Review Summary: This only works if you let go too.
In 2017 Young Fathers released their best song, "Only God Knows". Despite its status as a between-albums loosie that only appears on the
Trainspotting 2 soundtrack, it best exemplifies the head-scratching mix of lo-fi basement pop, indie hip-hop and gospel that is the Scottish trio's trademark sound. The spine-tingling choir vocals in hindsight feel like a watershed moment for the band, the point in time where they started to turn away from the claustrophobic intensity of their previous work towards the light.
Assuming this interpretation holds weight, it's fair to think of "Only God Knows" as something of a skeleton key for
Heavy Heavy, an ironic title for the band's most joyful and buoyant album. The lingering gospel influence has been excavated to the forefront of the band's sound, replacing much of the hip-hop they had been gradually orbiting away from. From the opening track "Rice",
Heavy Heavy evokes sunny images and feelings of contentment, emphasising the real connection between the three band members, who recorded the album entirely alone in their own studio. The ebullient "Drum" evokes memories of Animal Collective at their heavily-syncopated-foot-tapping best, while "Tell Somebody" feels like a years-later revision of the heartbreaking "Am I Not Your Boy" from
DEAD, here made bittersweetly optimistic by a church organ steadily rising in intensity and a vocal melody that lifts itself up to the sky. The album moves through sun-dappled psychedelic pop, indie rock and tinges of hip-hop like colours wheeling through a kaleidoscope; any given three-song stretch can recall snatches of The Avalanches, Panda Bear and Injury Reserve's
By the Time I Get to Phoenix, with the smoke-choked claustrophobia replaced by a hard-won optimism.
"Just put a big 'life' sticker on it," Alloysious Massaquoi says of the album in an Irish Times interview. "Life experiences.
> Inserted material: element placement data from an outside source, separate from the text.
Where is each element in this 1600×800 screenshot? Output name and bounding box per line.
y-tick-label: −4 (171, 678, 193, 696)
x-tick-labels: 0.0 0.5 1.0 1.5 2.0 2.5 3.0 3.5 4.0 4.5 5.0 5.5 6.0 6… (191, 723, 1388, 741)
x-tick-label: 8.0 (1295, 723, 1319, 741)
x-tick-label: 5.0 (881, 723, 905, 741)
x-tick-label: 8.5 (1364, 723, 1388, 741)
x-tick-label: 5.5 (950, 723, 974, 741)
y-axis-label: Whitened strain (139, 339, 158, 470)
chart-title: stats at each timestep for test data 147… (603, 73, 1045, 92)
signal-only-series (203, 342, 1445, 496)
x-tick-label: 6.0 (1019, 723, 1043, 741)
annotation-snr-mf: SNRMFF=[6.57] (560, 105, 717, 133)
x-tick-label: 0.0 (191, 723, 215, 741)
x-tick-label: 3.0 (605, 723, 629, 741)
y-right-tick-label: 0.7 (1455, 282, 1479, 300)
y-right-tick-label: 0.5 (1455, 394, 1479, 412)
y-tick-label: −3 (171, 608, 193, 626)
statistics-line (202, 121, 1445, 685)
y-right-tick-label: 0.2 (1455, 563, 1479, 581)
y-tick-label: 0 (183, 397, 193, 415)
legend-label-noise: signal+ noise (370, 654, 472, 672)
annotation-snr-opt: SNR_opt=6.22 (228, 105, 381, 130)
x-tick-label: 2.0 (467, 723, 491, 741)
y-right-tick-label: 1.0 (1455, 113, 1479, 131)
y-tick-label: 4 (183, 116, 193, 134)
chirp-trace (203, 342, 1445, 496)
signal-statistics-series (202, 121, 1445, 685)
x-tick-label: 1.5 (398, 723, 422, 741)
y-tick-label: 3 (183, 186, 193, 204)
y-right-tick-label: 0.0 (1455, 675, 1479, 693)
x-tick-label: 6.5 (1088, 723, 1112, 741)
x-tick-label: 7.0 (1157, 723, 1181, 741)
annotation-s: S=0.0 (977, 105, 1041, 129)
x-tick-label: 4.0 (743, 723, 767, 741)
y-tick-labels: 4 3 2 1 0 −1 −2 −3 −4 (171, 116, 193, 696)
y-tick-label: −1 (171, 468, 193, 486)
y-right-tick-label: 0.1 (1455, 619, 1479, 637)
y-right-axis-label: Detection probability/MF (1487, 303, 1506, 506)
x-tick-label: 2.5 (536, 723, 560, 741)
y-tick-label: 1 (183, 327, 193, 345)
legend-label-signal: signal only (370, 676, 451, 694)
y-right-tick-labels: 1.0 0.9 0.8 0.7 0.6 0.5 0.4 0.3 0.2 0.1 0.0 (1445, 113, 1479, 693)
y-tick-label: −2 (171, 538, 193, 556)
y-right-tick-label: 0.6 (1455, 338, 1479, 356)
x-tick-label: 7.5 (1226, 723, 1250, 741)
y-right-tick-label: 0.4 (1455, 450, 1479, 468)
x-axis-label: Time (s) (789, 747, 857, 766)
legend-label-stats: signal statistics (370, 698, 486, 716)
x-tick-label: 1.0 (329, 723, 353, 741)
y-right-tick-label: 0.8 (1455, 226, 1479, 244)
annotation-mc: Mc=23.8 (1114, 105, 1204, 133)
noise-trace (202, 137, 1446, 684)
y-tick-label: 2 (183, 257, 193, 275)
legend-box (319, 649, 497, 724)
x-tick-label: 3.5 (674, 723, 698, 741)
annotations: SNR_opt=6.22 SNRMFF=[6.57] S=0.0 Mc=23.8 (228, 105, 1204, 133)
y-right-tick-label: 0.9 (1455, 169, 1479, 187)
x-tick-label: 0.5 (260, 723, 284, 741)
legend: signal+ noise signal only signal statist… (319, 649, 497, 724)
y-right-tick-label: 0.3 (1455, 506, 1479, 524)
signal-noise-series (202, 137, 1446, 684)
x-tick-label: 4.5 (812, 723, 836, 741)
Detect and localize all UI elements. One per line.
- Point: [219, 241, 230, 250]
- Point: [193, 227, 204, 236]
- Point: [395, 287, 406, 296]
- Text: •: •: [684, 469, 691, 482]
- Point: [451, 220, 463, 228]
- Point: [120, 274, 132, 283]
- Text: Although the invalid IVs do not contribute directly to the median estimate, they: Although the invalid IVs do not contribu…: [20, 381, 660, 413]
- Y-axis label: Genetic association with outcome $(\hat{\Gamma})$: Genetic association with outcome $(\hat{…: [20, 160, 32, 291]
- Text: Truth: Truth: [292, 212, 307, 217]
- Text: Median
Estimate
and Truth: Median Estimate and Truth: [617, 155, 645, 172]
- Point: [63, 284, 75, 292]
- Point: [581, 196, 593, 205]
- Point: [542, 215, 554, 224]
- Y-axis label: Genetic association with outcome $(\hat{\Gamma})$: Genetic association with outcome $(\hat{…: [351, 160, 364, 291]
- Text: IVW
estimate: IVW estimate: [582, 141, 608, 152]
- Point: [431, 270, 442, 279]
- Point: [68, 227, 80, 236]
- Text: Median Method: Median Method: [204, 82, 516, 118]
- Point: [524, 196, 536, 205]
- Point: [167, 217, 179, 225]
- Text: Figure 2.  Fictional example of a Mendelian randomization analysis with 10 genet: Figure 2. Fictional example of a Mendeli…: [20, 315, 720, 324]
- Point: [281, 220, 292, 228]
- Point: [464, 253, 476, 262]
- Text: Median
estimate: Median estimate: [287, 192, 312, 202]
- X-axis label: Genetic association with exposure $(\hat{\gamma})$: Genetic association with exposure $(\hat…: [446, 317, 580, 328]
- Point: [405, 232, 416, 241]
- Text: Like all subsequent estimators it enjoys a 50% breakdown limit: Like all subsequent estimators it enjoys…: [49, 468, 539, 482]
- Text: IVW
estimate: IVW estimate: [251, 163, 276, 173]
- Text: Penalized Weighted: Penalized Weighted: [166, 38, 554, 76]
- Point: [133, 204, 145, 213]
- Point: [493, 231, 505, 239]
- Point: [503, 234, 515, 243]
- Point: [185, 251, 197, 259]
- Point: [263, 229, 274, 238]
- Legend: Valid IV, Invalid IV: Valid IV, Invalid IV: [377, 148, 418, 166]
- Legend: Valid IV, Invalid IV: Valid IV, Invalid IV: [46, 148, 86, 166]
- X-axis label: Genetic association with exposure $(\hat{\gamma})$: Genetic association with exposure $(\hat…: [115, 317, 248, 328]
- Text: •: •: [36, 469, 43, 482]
There's a communal aspect to this album, and that's to do with people, and community, and individuals. So it's just an album about... life." Describing it as a tribute to the conflicting, contrasting moods of a New Orleans procession, Massaquoi emphasises the time spent off by all three members reconnecting with their families as a significant influence on the direction of
Heavy Heavy. While Young Fathers' hip-hop days often felt mired in solitude and paranoia, and the conflicted
Cocoa Sugar seemed to be looking forward to a brighter future that hadn't quite arrived - just see the yearning, heartbreaking strains of "Lord" -
Heavy Heavy feels as if they've truly come to some kind of peace. It's a hell of a move, releasing an album this hopeful into a world still licking its wounds and hesitantly embracing intimacy again. But Young Fathers don't owe us anything except themselves, which
Heavy Heavy feels like a true and warmly sincere extension of, a hand extended from the light across the dark, if we're willing to let go and take it.